I'm more curious to see how current games will perform in 10 years time when graphics architecture has been optimised for RT and no longer has current levels of shader performance

10 years time is a very long time at the rate things are developing. I can't even fathom what hardware will be like in 10 years, though intel might still be on 10nm+++++ haha.

Seriously though look at the way its gone, 10 years ago 4gb was a normality and considered the ideal for a gaming rig paired with a 260 (ish).
We'll be working in petabytes and petaflops by then, if not qbits, though I doubt quantum computing will be in homes in 10 years, though who knows
 
GPUs are a lot more generalised nowadays so a lot of the units useful for traditional shading have found lots of others uses too when they can be exposed properly, the bulk of the number crunching comes down to FMA vector FP units for instance, so while they might not see huge growth they're not going to start going backwards either.
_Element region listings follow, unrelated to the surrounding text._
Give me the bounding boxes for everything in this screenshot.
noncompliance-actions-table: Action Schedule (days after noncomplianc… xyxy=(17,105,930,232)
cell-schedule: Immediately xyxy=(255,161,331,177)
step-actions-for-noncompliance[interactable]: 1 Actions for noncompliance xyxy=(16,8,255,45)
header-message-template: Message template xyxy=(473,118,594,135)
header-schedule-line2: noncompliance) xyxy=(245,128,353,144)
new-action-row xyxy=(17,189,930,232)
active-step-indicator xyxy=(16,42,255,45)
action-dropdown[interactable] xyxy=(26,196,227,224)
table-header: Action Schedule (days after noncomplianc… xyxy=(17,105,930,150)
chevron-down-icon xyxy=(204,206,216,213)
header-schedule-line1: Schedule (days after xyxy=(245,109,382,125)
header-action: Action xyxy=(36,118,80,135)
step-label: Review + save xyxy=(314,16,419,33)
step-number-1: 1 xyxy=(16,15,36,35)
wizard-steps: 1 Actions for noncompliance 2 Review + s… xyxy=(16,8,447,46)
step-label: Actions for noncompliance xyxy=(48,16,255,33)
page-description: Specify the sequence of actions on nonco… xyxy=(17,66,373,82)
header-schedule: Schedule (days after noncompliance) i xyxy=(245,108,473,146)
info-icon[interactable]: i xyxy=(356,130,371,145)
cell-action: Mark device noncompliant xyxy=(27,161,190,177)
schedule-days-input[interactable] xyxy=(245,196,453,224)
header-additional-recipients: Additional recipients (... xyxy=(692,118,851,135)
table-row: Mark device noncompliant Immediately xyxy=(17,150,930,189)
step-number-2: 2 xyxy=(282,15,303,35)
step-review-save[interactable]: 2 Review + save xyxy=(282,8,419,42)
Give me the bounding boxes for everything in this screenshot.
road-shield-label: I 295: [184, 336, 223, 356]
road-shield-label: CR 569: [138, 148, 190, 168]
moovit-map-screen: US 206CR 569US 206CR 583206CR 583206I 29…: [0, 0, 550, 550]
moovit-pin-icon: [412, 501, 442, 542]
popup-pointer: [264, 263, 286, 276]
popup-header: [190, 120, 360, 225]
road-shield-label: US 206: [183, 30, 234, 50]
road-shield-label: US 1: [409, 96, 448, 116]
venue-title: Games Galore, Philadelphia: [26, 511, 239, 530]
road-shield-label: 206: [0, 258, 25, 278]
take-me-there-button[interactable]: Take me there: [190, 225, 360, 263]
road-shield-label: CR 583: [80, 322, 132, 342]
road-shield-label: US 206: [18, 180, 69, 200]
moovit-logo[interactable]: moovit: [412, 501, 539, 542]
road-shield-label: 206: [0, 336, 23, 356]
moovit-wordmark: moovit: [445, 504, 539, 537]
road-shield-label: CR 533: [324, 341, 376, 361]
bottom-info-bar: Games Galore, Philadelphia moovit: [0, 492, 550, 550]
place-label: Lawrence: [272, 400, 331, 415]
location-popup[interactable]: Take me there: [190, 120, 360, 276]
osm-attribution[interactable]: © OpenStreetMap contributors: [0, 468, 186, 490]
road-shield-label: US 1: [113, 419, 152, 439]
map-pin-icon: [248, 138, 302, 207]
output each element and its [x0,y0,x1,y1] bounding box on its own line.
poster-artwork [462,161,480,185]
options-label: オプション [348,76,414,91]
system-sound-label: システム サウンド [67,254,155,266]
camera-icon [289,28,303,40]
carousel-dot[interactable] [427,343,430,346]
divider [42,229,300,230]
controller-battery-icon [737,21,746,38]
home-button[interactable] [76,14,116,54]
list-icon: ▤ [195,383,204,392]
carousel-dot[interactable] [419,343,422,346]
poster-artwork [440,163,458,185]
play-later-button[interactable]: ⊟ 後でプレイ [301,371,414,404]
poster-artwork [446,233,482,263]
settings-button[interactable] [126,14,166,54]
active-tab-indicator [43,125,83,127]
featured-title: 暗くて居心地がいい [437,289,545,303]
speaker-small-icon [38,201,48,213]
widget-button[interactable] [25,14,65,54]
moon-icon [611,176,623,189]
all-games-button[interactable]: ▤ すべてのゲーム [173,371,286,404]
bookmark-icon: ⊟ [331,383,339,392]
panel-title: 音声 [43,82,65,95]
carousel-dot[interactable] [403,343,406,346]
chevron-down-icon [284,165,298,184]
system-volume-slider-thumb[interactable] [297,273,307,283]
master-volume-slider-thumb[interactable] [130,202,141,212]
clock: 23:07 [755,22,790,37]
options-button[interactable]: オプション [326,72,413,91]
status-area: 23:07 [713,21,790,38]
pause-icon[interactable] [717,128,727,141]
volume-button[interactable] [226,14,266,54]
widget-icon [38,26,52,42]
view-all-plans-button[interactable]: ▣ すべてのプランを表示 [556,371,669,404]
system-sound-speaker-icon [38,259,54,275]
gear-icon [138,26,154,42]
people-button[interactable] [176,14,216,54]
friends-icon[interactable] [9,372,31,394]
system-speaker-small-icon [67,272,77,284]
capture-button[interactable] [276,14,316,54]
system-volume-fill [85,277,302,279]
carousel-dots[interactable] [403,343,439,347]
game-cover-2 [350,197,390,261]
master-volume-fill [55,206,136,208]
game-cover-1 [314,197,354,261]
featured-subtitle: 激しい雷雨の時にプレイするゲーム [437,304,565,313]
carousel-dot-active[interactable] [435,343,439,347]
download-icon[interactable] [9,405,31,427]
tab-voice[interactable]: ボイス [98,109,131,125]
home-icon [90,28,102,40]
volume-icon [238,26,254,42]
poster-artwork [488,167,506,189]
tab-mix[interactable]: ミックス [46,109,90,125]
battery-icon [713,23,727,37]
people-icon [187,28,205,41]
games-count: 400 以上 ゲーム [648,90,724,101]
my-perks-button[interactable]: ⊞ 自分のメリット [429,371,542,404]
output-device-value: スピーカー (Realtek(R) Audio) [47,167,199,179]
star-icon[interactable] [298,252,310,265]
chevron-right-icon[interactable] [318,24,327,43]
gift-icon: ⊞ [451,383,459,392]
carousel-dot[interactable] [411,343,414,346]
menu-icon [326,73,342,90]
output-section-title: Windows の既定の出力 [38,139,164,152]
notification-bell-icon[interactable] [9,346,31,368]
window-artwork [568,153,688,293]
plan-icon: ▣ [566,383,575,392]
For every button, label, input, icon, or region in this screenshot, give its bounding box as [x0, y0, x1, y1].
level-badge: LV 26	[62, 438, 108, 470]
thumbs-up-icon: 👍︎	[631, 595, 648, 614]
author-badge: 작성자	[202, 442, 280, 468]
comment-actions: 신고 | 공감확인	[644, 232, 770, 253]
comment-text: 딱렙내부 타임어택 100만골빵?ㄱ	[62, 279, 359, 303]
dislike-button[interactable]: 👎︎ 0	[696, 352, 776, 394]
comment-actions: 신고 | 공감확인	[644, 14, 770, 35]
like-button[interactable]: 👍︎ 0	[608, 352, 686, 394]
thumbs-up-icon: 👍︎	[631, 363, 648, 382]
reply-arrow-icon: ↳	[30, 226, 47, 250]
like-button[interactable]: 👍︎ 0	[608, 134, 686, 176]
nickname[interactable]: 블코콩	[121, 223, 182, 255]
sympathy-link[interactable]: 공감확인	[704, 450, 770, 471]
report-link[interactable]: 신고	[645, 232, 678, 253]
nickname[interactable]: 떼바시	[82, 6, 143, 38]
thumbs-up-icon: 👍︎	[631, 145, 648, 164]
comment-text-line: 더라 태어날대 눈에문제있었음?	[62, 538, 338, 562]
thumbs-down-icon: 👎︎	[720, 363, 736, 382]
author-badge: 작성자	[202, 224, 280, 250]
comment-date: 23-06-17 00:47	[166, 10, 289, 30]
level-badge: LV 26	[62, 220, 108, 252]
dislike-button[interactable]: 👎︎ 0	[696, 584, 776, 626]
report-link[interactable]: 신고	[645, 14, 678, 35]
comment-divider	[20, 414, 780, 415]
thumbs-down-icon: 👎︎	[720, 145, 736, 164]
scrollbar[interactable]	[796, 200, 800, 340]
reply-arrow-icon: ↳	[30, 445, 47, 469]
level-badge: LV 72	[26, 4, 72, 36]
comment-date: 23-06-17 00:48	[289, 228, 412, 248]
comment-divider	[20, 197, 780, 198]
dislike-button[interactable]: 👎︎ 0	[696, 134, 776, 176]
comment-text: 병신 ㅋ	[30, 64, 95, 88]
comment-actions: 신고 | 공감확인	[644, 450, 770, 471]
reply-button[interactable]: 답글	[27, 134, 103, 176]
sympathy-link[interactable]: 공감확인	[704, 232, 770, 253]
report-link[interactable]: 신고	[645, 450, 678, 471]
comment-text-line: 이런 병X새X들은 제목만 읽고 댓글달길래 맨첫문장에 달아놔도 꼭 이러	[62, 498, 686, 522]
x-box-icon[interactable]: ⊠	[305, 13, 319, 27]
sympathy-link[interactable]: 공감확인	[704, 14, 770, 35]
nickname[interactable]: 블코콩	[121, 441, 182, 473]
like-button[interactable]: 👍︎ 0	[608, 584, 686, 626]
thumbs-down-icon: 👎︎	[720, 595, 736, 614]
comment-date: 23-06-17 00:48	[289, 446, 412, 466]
A part of AMDs first gen raytracing hardware optimisations is essentially repurposing the texture mapping units as raycasters as these are quite similar tasks for instance. Even once the "Hybrid era" of rendering for AAA videogames ends in a very very long time, a lot of the hardware grunt required to do shading reasonably will still be in there, just might take a bit of software to emulate a couple of things on the CPUs of that era, kinda like how things went with 2D acceleration basically.

Similarly quantum computing won't replace digital computing too, it's amazing at some things but it is inherently slower at many of the tasks and algorithms we used day to day, if it did come to homes it'd be with as yet unknown practical applications(Most likely encryption/security related though) and as a co-processor or something integrated into existing digital systems, though of course there'd be huge technical challenges particularly around how we think we'd have to cool those things to keep them accurate & stable to reach that point and it's decades off.